Christophe Agou « développe depuis une vingtaine d'années : une exploration empirique et intuitive d'univers, de situations, d'êtres, qu'il appréhende par imprégnations progressives et dont il ne rend compte qu'au moment où il se sent entré en résonance intime avec eux. Agou semble habité par la seule mais entêtante quête des formes multiples et mouvantes de l'altérité. Passant avec une égale aisance du noir et blanc à la couleur, du paysage au portrait, du reportage au document, il ne privilégie aucun style, veillant à renouveler sans cesse les formes et les conditions de sa propre vision». (http://www.rencontres-arles.com/A11/C.aspx?VP3=CMS3&VF=ARL_190)
Originaire du Forez, une ancienne province de France située dans la partie centrale du département de la Loire, Christophe Agou vit actuellement à New York. Durant l'hiver 2002, il revient dans sa région natale pour y parcourir ces abruptes territoires dont il n'a rien oublié. « J'ai pour mon pays d'enfance, le Forez, un amour infini. C'est cette province de France aux paysages exacerbés, de ces humbles destins, de ces joies, de ces peines humaines et de ces silences assourdissants que je suis allé m'enivrer ».

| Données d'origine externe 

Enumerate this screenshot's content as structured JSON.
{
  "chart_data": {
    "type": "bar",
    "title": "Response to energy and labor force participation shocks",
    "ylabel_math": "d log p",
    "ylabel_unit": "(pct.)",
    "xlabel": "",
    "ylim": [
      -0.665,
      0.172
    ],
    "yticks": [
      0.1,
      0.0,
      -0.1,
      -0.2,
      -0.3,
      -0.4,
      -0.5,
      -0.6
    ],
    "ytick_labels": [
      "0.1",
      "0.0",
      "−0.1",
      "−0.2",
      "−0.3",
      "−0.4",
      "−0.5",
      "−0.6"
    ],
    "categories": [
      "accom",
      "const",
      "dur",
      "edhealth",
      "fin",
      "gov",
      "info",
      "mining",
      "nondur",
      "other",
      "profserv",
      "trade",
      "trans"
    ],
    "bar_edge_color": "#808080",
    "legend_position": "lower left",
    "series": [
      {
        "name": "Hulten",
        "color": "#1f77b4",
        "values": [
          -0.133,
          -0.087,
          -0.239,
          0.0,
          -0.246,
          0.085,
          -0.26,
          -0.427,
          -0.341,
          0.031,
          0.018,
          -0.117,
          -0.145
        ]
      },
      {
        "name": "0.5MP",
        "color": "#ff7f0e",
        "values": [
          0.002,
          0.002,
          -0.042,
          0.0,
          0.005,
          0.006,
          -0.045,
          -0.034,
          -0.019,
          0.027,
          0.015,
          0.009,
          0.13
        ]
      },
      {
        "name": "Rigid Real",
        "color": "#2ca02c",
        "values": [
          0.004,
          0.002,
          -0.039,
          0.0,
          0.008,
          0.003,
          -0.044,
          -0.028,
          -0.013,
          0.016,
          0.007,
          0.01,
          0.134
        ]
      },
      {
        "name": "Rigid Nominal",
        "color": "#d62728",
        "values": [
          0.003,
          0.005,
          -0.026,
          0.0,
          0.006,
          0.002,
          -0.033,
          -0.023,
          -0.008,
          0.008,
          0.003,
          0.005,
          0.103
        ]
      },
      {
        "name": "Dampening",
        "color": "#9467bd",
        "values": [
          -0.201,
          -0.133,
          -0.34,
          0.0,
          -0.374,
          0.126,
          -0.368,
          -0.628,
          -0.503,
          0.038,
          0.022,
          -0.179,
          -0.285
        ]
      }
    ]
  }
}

Il y fait la connaissance de familles d'agriculteurs dont il devient proche et au fil des visites régulières il commence sa série Face au silence, un livre qui aura demandé huit années de travail. Le résultat est de toute beauté, les photographies sont poignantes, humaines et silencieuses.
© Christophe Agou
« Les silences me parlent.... De village en village, ferme après ferme, je découvre des hommes et des femmes modestes et singuliers : Claudette aux yeux pétillant de bleu et aux lèvres maquillées de rouge. Jeannot, sentimental et révolté, me rappelle Charlie Chaplin. Babette, son épouse, est amoureuse et déborde de tendresse. Raymond est généreux, timide et solitaire. Depuis le départ de son frère, Jean a du chagrin. Je remarque une ombre de mélancolie dans les yeux de Mathilde. Lucien « chasse son cafard » en jouant de l'harmonica. Vaillants, réalistes, ils ne se font pas trop d'illusions. Amoureux de leur campagne, ils vivent loin de ce monde en perpétuelle métamorphose, où il faut être le meilleur et produire toujours plus ».
© Christophe Agou
Au fil des années, Christophe Agou explique que la confiance, les échanges et les conversations prennent place. Il les écoute du regard avec un grand respect, il devient invisible à leur yeux et peut ainsi photographier la réalité de leur vie, sans artifices et sans mensonges. Il s'attache à leurs voix, à leurs gestes et à leurs mondes... « le rituel de signer le pain avec le couteau avant le repas, la soupe épaisse qui refroidit dans l'assiette, la boîte à pilules hebdomadaire à faire et refaire, les restes de midi dans le tiroir à pain, le rouge cristallisé au fond des verres, le lait brûlé sur le fourneau, le va-et-vient incessant de leurs animaux. J'aime leurs mains noueuses, leurs rides leur franc-parler, leur bon sens ».
© Christophe Agou
Face au silence est un documentaire sensible et poétique qui nous plonge dans un monde loin de la frénésie des villes si bien qu'on se retrouve dans un univers coupé du temps. Les images sont puissantes et émotionnelles. Le temps d'une lecture on déconnecte de notre réalité pour y découvre une autre réalité, celle des habitants des campagnes. Le travail de Christophe Agou est surprenant, on est à la fois dérouté et déconcerté, impressionné et subjugué. La rédaction d'Actuphoto ne peut que plébisciter ce travail magistral qui a reçu le 1er prix de l'édition européenne de photographie en 2010, courez vite découvrir Face au silence édité aux éditions Actes Sud.
Alexandra Lambrechts, le 9 janvier 2012.